In the past five years, social robots have been introduced into public spaces, such as museums, airports, commercial malls, banks, company show rooms, hospitals, and retirement homes, to mention a few examples. In addition to classical robotic skills such as navigation, grasping and manipulating objects, i.e. physical interactions, social robots must be able to communicate with people in the most natural way, i.e. cognitive interactions.
What if robots could take on the repetitive tasks involved in receiving the public? There are already forms of artificial intelligence which are capable of interacting with humans. While there are “butler” robots which can provide the weather forecast or give geographical directions, they are not able to execute complex social tasks autonomously, such as escorting users around a building. To be able to carry out such tasks, a social robot must be capable of perceiving and distinguishing signals emitted by different speakers, understanding these signals and identifying that they are addressed to the robot, and then react accordingly. This is a daunting challenge, because it requires numerous perceptive abilities and a capacity for automatic learning in order to execute autonomous decision-making. SPRING's overall objective is to answer this challenge.

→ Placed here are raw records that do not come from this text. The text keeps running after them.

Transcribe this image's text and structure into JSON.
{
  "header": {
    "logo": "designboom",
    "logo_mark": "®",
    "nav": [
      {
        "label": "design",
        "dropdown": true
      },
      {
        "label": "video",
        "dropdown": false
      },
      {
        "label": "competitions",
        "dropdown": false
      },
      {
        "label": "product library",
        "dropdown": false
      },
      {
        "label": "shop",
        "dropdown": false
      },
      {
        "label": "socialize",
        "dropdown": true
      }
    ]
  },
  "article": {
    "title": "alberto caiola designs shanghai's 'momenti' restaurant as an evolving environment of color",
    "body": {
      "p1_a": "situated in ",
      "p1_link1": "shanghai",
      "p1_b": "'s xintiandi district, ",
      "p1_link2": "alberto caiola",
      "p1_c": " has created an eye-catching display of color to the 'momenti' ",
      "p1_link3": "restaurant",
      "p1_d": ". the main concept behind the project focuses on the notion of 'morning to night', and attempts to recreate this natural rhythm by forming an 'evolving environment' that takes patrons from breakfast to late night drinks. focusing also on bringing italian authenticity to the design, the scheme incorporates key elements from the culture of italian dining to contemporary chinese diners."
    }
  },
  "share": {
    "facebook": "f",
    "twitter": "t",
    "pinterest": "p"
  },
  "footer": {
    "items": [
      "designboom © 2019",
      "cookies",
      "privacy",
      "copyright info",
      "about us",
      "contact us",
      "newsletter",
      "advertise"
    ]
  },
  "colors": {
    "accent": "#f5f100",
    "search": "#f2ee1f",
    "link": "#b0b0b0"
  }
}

But how do we enable a robot to identify from a set of conversations which request is addressed to it; to understand that it is being asked where a person may sit; to look around and find a vacant seat, determine the path to accompany the speaker to their seat while avoiding other patients and staff on the premises, and then perceive the relevance of offering distraction in the form of conversation? There are numerous technological difficulties and hurdles to overcome in order to accomplish this type of complex task. With regard to movement, SPRING opted to implement the reinforcement learning method. In order to determine its speed, approach angle and other parameters of movement, the robot is trained through an artificial intelligence system which calculates the adequacy between optimal action and the action actually undertaken, and attributes “rewards” for successful outcomes. This training phase enables the robot to come across a wide variety of possible cases in full autonomy, without human intervention to correct pathways. Once placed in real conditions, the robot continues to learn and identify the optimal action for each situation. This opens up the possibility of its use in a hospital setting. This is the aim of the second phase of SPRING, which started in 2022 and ended in May 2024: to validate the use of the robot in a hospital and to assess its impact on users and their habits, in addition to its acceptability. Entrusting even simple social tasks to a robot is nevertheless far from innocuous and raises numerous ethical and organisational issues, which are also handled within the project.